We’ve been reading about insider threats to organisations for a while now. Indeed 60% of respondents to the 2015 ACSC Cyber Security Survey listed “trusted insiders” as the cyber actors of most concern to their organisation.

In February 2017 the ACSC created strategies to mitigate cyber security incidents, including those caused by “malicious insiders who steal data such as customer details or intellectual property.” Whilst a September 2018 McKinsey report found 44% of insider attacks came from negligence, followed by 38% from malicious activity.

Who are these insiders; how do we predict who might become one; and what are the conditions (external or internal) which might turn an employee into a threat? And are they really the ‘disgruntled employee’ which is often assumed? These issues were examined by Professor Monica Whitty from the University of Melbourne, albeit from a British context.

In analysing a broad sample perpetrators of insider attacks, Whitty’s study observed some interesting psychological and social characteristics traits.

25% of perpetrators identified as being extraverted – outgoing, sensation seeking, and enthusiastic; 56% identified as having a strong work affiliation – hard workers that appeared happy with their jobs and the organisation; whilst 15% stated they had suffered personal hardship – needing money.

The motivations for conducting an insider attacks revealed 55% did so due to greed – intense and selfish desire to acquire wealth; right down to 3% who stated they were addicted to crime – gaining a sense of enjoyment from the act itself.

With regards to opportunity, 45% sought weaknesses in security – discovering vulnerabilities in security (physical or cyber) in order to commit the crime; whilst 38% exploited others – seeking ways to exploit/manipulate others in order to commit the crime.
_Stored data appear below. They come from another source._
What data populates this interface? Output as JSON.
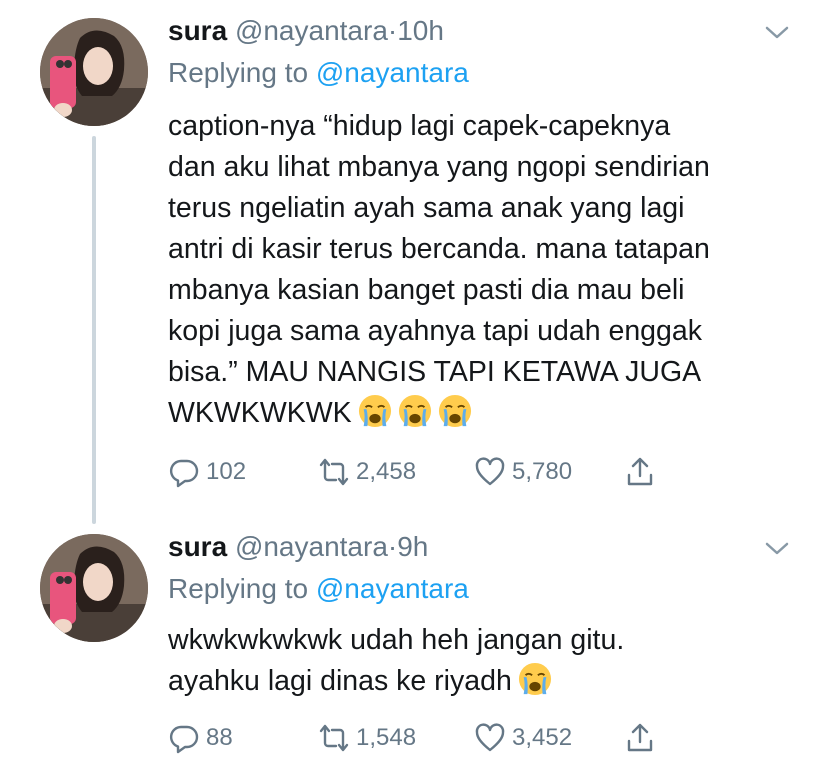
{
  "tweets": [
    {
      "name": "sura",
      "handle": "@nayantara",
      "separator": "·",
      "time": "10h",
      "reply_prefix": "Replying to",
      "reply_mention": "@nayantara",
      "body_lines": [
        "caption-nya “hidup lagi capek-capeknya",
        "dan aku lihat mbanya yang ngopi sendirian",
        "terus ngeliatin ayah sama anak yang lagi",
        "antri di kasir terus bercanda. mana tatapan",
        "mbanya kasian banget pasti dia mau beli",
        "kopi juga sama ayahnya tapi udah enggak",
        "bisa.” MAU NANGIS TAPI KETAWA JUGA",
        "WKWKWKWK"
      ],
      "emoji_count": 3,
      "replies": "102",
      "retweets": "2,458",
      "likes": "5,780"
    },
    {
      "name": "sura",
      "handle": "@nayantara",
      "separator": "·",
      "time": "9h",
      "reply_prefix": "Replying to",
      "reply_mention": "@nayantara",
      "body_lines": [
        "wkwkwkwkwk udah heh jangan gitu.",
        "ayahku lagi dinas ke riyadh"
      ],
      "emoji_count": 1,
      "replies": "88",
      "retweets": "1,548",
      "likes": "3,452"
    }
  ],
  "colors": {
    "text": "#14171a",
    "secondary": "#657786",
    "link": "#1da1f2",
    "thread_line": "#ccd6dd"
  },
  "icons": [
    "reply-icon",
    "retweet-icon",
    "like-icon",
    "share-icon",
    "chevron-down-icon",
    "loudly-crying-face-emoji"
  ]
}
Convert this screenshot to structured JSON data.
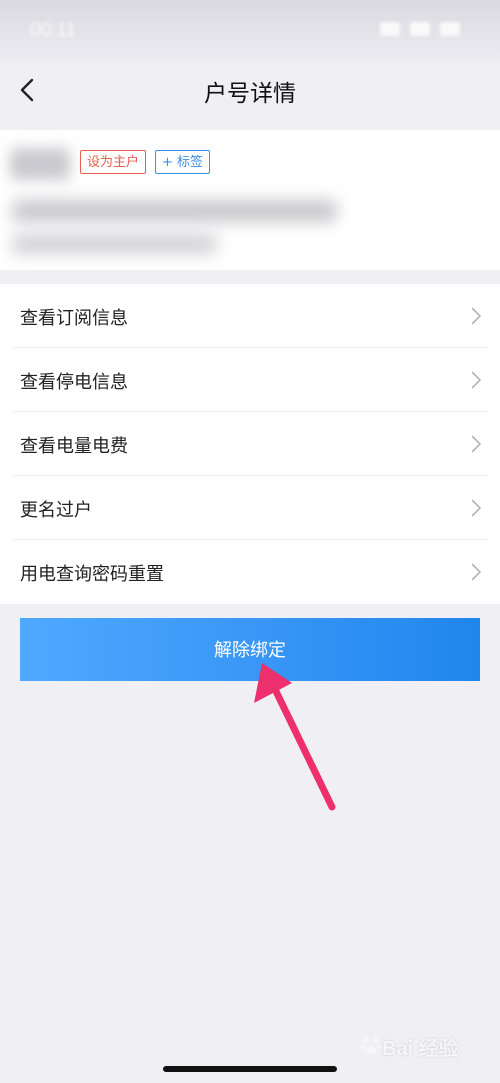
{
  "status_bar": {
    "time": "00:11"
  },
  "header": {
    "title": "户号详情"
  },
  "account": {
    "tag_primary": "设为主户",
    "tag_add": "+ 标签"
  },
  "menu": {
    "items": [
      {
        "label": "查看订阅信息"
      },
      {
        "label": "查看停电信息"
      },
      {
        "label": "查看电量电费"
      },
      {
        "label": "更名过户"
      },
      {
        "label": "用电查询密码重置"
      }
    ]
  },
  "actions": {
    "unbind_label": "解除绑定"
  },
  "watermark": {
    "text": "Bai 经验"
  },
  "colors": {
    "primary_button": "#3a97f7",
    "tag_primary": "#e8614f",
    "tag_add": "#3a8ee6",
    "arrow": "#ee2f6e"
  }
}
Discovering an insider attack can be difficult. 61% were caught via digital evidence – digital or cyber evidence obtained after the attack due to suspicions having been raised; with 28% due to physical or online monitoring – with the person being closely monitored after complaints or suspicions being raised.

Putting this all together the analysis resulted in the group most likely to perform an insider attack was The Addict – having either a gambling, drug, or alcohol addiction; followed by an employee experiencing Harder Times – having recently suffered a change in family or social circumstances; followed by Pure Greed – those employees who sought out opportunities purely for greed. Most of the individuals in this last group were Machiavellian and Narcissist. The Disgruntled Employee rated fifth.

Preventing and detecting insider attacks is difficult. Vetting and reducing opportunity is important, but equally important is behaviour and changes in an individual’s circumstances.

Moreover, when an insider is identified, organisations are often more concerned with removing the threat (employee) than learning about the person who caused the attack and their reasons for causing harm to the organisation.

More work needs to be done, but gaining a greater understanding of the psychological make-up of an insider might help organisations identify at-risk employees.